パートナーセールスの現場、約200社へのヒアリングから、私たちがたどり着いた結論。そして、私たちがPRMを作らなかった理由。
パートナーとの関係を一元管理するはずだったPRM。しかし約200社の現場から聞こえてきたのは、まるで違う実態でした。これは運用の巧拙の話でも、特定の製品の話でもありません。海外製・国産を問わず、自社構築のポータルでも、同じことが起きています。
※ 数値はいずれも、当社が実施した約200社の実務家・責任者へのヒアリング(2023〜2026年)で、各社から実際に聞いた実例です。企業名は伏せています。
約200社へのヒアリングで、同じ話を何度も、何度も聞きました。聞き続けるのは、正直、苦しいものでした。誰も怠けていないのに、投じたお金と時間だけが消えていく。この声が、私たちの出発点です。すべて、パートナーセールスの現場に立つ実務家・責任者から、実際に聞いた言葉です。
23社に案内して、登録はゼロ。パートナーがポータルにログインする動機が、ないんです。
PRMが実際にはまっている会社を、ほぼ見たことがない。
大手代理店は、絶対に登録してくれない。金融機関はリンクすら踏めない。
セキュリティが抜群に厳しく、双方がログインし合う世界観が、全くはまらなかった。
代理店側が、わざわざログインして見てくれない。かなり使いづらい。
パートナーの営業担当はログインしてくれないと思ったので、導入自体を見送った。
小規模のパートナーは、誰もログインしない。全然使い物にならなくて、やめた。
導入したが、一度も使わなかった。ファイル共有と自社の仕組みに切り替えた。
料金体系の都合で、ごく一部の重点パートナーしか載せられない。これでいいんだっけ、と疑問に思っている。
※ 発言はすべて当社が実施したヒアリングより。特定を避けるため企業名・ツール名を伏せ、発言は趣旨を保って要約・再構成しています。
パートナーの営業担当者は数十〜数百の商材を扱っています。
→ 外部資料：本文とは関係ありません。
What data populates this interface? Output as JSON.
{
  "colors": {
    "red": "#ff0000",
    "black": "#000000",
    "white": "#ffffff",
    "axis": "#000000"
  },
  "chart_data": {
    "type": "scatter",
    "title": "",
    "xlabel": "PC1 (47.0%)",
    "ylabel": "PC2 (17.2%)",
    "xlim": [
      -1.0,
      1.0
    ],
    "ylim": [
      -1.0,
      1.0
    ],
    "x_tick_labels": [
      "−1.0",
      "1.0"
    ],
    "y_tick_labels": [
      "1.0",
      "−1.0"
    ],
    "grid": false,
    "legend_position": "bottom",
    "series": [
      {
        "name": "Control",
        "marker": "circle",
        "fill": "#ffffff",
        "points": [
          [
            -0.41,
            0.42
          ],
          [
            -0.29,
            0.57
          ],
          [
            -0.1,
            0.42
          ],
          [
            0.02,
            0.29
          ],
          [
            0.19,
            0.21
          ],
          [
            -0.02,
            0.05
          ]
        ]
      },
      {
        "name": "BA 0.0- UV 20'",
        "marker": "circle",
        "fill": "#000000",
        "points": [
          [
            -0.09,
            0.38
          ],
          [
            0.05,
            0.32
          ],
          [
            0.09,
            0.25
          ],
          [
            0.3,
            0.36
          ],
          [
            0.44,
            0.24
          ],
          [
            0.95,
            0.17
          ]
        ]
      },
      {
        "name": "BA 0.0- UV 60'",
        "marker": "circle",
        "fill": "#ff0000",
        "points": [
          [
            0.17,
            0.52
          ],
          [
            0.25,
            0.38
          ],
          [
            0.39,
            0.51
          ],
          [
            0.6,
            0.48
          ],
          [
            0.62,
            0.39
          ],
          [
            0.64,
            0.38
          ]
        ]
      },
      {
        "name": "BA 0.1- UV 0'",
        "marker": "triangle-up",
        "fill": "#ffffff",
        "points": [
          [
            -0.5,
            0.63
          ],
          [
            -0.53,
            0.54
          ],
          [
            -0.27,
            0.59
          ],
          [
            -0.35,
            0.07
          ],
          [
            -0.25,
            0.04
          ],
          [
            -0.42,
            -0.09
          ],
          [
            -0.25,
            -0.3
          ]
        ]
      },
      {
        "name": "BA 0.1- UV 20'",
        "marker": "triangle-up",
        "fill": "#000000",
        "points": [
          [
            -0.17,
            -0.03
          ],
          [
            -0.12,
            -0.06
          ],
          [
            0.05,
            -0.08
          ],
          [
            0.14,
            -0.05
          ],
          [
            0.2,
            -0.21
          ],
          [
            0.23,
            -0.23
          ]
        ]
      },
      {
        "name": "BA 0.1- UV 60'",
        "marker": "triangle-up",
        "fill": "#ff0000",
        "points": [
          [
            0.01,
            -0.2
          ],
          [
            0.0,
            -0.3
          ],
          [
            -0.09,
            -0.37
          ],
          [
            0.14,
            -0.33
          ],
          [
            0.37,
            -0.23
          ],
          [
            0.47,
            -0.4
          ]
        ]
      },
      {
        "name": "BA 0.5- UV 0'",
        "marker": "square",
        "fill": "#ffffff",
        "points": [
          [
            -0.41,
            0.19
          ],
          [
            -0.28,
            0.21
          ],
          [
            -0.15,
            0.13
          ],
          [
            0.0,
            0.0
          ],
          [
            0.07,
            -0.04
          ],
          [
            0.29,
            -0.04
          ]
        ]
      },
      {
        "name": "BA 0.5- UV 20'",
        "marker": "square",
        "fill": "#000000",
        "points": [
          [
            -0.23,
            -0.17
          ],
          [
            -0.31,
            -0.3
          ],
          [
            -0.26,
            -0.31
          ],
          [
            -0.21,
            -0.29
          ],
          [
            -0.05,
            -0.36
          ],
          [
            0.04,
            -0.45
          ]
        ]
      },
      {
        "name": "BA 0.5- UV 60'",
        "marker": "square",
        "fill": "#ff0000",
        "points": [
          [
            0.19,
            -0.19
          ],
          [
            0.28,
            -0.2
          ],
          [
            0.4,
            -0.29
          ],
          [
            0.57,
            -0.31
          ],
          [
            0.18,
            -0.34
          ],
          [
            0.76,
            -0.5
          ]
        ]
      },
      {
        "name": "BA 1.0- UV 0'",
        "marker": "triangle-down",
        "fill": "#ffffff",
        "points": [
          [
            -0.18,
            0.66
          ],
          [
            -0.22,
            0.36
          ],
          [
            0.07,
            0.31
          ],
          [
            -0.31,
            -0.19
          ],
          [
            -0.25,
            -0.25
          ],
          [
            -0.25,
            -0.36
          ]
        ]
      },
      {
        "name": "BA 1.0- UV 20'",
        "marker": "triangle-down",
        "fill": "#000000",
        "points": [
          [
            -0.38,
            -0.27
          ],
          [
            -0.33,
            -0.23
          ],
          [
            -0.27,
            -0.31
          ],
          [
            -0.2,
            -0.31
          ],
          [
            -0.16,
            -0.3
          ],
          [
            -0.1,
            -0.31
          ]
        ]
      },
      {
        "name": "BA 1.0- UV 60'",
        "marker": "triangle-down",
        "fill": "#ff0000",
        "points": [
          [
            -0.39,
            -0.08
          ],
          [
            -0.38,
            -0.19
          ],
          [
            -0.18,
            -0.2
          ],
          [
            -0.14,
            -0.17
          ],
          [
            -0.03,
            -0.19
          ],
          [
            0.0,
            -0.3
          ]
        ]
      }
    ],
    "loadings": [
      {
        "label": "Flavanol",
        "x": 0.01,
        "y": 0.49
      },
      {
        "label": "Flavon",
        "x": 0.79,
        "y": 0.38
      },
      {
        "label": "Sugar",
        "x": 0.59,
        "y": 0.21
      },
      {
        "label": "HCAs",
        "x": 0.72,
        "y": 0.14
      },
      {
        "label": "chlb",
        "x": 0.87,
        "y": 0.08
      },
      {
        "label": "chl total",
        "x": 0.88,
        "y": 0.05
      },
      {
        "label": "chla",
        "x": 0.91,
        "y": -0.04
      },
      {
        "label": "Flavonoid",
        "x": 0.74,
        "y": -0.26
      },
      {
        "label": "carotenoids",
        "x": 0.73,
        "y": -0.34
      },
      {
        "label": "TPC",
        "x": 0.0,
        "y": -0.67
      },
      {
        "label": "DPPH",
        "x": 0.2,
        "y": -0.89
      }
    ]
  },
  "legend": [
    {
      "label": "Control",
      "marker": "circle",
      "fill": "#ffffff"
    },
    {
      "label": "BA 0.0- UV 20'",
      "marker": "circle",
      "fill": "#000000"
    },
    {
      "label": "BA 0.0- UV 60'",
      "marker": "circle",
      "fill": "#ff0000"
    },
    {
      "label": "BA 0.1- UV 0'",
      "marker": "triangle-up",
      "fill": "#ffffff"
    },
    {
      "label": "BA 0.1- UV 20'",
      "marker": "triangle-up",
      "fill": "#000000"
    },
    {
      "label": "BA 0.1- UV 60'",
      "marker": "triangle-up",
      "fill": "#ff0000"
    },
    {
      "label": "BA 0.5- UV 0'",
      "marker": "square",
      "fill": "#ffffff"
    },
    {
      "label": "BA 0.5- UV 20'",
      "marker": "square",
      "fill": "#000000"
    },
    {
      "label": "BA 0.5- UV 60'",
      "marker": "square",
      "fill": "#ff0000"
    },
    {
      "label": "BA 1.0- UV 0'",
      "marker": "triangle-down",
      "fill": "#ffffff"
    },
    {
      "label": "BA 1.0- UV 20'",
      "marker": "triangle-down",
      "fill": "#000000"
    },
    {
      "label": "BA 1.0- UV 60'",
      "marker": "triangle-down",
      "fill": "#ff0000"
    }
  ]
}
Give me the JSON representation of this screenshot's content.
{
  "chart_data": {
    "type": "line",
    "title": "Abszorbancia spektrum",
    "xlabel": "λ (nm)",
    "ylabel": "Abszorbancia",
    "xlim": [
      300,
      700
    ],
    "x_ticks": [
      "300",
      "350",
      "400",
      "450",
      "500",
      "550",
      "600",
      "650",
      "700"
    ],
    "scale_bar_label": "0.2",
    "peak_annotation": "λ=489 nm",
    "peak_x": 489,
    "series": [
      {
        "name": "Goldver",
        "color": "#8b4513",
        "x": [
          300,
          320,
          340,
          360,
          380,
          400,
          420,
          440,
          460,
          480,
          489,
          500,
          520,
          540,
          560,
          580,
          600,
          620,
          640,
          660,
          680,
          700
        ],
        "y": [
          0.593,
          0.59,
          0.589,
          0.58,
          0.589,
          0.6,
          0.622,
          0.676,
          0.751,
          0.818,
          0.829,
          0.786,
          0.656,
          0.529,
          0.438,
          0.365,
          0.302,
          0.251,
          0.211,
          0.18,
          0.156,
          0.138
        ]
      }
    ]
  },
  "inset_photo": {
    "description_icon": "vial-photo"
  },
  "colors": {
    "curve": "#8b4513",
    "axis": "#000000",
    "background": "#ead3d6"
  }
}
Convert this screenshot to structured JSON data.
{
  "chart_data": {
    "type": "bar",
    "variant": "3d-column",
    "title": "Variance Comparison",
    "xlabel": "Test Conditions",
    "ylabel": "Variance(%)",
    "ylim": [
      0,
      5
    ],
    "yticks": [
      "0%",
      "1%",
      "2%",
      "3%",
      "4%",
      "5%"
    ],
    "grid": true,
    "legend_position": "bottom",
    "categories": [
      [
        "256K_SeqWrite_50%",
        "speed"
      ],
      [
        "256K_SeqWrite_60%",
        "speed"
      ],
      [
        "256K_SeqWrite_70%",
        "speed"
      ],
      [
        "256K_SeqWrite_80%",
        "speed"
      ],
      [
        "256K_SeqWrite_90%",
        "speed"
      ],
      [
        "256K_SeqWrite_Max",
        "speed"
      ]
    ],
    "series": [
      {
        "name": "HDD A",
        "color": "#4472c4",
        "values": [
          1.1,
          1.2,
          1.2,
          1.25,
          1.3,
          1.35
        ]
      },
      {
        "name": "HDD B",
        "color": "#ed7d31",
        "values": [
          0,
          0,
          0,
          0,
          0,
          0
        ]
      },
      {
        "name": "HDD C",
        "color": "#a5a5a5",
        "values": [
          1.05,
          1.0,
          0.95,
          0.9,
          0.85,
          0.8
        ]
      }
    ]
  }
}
その中の1商材のために、メーカーごとのポータルへログインし、入力する——それは「メーカーのための作業」であって、パートナー自身の仕事ではありません。善意で数回は開いても、業務には定着しません。
メーカーがそれぞれPRMを導入すれば、パートナーのログイン先は提携メーカーの数だけ増えていく。10社と組めば、10画面。「メーカーによってログインする方法が違う」という声は、ヒアリングでも繰り返し出ています。
従来型PRMが管理しているのは、実質2つ——パートナーの基本情報と、商談です。前者はExcel台帳をシステムに移しただけ。後者はSalesforceやHubSpotの商談管理と、まるごと重複します。そして勝負を決める「商談前」——日常のやりとり、提案の種、優先度の変化——は、どこにも残りません。
答えはシンプルです。パートナーには、何もさせない。
※ 本ページでいう「従来型PRM」とは、海外製・国産を問わず、パートナー企業側のログイン・入力を前提とする管理ツール群の総称であり、特定の製品・事業者を指すものではありません。掲載の数値・発言は、当社が実施した約200社の実務家・責任者へのヒアリングにもとづくものです。